Regulation gap means companies should not make equity grants in October

The changes to the Corporations Act 2001 to make the implementation of employee share schemes easier for employers have been legislated and new Division 1A of Part 7.12 of the Act will have effect from 1 October 2022.

We have previously summarised the changes (see HERE). In summary, Division 1A brings together into one place the various exemptions and relief that are provided within the Act or by ASIC ‘s administrative relief through its Class Order.

The changes are most welcome and will, in due course, make ESS implementation simpler and potentially less costly. However, there is an issue that has caused concern for some companies. This article explains that it can be expected to be addressed by ASIC in coming weeks.

This issue is the prohibition on selling shares within 12 months of acquiring the initial ESS interest. Currently, employees are exempted from this prohibition through ASIC Class Order 14/1000.

There is a gap between the 12-month on-sale exemption provided under Class Order 14/1000 and the new Division 1A. The Class Order provides a broad exemption from the requirements of Part 6D.2, 6D.3 and 7.9 in respect of the subsequent sale of shares within 12 months of the equity interest being acquired. The Class Order exemption is broad and is not limited to on-sale to another participant in the employee share scheme, as is the case with the exemption provided in section 1100ZD of new Division 1A of Part 7.12.

As this seemed to be a significant narrowing of the ASIC policy and approach without any comment in the Explanatory Memorandum, Guerdon Associates has been pursuing the matter with ASIC.

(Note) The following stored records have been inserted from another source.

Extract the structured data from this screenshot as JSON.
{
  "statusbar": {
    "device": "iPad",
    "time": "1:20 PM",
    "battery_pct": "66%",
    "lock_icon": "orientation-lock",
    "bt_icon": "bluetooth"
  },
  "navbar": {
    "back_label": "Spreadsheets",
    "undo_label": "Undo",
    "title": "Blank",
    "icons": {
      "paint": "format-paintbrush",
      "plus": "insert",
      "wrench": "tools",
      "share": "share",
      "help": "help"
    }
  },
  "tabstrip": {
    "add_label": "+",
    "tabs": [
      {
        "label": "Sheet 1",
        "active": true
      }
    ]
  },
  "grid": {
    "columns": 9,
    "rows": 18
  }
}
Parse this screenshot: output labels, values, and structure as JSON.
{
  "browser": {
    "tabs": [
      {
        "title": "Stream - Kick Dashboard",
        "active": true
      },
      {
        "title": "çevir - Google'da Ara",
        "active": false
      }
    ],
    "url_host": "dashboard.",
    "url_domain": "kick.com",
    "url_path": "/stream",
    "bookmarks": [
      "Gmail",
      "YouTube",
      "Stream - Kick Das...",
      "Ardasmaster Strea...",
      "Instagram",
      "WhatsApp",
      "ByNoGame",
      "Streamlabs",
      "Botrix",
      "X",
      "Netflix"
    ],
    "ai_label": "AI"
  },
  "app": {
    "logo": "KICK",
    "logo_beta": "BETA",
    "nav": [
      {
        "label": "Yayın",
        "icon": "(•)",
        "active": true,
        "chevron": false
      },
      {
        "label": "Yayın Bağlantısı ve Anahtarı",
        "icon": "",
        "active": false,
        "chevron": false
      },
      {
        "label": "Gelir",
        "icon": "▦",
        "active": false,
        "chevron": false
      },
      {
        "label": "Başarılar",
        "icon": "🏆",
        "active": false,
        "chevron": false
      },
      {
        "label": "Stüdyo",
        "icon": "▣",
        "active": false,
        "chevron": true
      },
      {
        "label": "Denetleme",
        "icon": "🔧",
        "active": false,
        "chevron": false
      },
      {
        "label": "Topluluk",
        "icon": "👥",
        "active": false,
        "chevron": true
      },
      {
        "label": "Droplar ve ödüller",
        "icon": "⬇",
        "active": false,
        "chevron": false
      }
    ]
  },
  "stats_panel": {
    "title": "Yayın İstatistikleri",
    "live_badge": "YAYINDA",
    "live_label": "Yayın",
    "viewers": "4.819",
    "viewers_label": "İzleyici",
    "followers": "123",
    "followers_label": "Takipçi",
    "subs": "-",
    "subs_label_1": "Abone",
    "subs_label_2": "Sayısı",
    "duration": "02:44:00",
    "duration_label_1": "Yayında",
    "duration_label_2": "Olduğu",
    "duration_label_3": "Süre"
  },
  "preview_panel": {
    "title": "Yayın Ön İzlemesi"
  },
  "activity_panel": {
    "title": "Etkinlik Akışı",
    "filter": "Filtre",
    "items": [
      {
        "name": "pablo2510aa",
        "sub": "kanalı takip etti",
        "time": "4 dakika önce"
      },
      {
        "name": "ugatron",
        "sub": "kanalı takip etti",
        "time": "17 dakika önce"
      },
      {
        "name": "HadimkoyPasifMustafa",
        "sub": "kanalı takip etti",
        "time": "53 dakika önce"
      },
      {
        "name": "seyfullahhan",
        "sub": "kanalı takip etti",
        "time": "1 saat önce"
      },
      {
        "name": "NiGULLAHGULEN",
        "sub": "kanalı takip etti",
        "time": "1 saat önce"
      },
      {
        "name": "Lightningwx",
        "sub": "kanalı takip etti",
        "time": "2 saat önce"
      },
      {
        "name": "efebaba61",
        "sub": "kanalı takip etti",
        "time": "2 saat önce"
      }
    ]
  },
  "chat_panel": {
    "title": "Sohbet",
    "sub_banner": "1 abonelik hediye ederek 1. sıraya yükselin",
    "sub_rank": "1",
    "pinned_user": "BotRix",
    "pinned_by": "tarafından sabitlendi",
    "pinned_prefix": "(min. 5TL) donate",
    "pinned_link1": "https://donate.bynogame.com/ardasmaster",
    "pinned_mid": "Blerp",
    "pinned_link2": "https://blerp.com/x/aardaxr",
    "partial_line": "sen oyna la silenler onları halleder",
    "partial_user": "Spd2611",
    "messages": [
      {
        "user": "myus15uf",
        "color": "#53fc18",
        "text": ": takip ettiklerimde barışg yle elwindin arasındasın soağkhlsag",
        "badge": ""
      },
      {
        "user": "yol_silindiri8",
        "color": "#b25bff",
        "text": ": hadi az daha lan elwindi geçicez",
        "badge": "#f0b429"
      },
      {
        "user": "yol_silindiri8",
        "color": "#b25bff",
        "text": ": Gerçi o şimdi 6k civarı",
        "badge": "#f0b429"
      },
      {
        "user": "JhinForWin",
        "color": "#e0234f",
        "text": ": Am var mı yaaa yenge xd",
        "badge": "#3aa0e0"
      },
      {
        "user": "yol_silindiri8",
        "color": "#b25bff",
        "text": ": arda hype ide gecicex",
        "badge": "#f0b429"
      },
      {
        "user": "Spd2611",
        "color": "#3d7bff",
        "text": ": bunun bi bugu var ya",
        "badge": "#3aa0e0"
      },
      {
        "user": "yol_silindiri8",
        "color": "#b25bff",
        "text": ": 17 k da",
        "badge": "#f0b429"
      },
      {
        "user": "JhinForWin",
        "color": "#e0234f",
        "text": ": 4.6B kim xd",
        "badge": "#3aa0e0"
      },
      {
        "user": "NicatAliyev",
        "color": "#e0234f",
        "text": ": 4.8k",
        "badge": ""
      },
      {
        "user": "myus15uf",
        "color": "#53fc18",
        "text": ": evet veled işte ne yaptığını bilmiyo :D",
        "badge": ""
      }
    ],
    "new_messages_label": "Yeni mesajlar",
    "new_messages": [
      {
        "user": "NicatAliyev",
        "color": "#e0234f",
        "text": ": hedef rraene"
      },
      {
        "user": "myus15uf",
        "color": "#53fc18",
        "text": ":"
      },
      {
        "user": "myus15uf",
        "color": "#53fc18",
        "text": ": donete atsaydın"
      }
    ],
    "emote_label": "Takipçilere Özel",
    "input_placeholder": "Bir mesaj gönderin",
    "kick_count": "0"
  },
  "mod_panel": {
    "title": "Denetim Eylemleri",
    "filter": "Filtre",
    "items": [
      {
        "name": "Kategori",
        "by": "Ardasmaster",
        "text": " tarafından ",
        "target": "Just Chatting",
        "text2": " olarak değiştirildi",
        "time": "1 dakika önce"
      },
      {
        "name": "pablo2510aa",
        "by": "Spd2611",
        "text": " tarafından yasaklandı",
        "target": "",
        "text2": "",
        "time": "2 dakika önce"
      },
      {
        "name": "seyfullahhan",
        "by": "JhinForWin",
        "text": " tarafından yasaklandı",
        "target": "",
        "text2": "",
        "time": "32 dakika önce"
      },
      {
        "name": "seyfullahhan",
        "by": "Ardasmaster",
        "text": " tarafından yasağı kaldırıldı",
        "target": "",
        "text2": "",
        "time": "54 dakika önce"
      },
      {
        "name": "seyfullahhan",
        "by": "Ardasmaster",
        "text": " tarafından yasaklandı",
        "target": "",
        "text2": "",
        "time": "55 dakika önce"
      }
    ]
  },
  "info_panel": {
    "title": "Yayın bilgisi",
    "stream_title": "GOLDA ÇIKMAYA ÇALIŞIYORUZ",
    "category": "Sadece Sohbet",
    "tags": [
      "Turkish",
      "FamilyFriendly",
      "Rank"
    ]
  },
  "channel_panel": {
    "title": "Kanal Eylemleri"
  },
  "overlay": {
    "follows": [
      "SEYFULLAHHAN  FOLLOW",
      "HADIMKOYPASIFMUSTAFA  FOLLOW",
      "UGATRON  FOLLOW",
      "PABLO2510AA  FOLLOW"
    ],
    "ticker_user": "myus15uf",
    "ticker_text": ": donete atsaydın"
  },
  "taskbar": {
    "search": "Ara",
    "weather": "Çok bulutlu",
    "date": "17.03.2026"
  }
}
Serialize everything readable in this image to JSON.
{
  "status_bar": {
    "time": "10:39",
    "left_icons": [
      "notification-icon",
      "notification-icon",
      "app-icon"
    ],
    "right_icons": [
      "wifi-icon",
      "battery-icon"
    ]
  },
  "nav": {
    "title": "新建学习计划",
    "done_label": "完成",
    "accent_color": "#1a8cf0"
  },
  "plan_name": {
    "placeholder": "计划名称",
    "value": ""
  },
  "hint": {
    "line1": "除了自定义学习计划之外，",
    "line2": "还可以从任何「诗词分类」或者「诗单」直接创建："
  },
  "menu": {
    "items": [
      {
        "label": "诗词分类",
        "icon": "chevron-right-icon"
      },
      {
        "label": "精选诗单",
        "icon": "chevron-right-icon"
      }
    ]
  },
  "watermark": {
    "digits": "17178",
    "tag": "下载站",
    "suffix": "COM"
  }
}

We understand that ASIC is planning to publicly consult on using its modification power in section 1100ZK of new Division 1A to provide a broader on-sale exemption for listed entities. This is expected to occur in coming weeks.

As this issue directly impacts all ASX-listed companies that grant employee equity, we expect this will be readily addressed to ensure there are no barriers to implementation.

As the intent of the legislative changes has been to remove the regulatory barriers to improve employee share scheme implementation, we expect the issue will be readily remedied.

In the meantime, be careful on the timing of new grants. Before 1 October and after any ASIC action to use its modifying power is a good time; in-between is not good.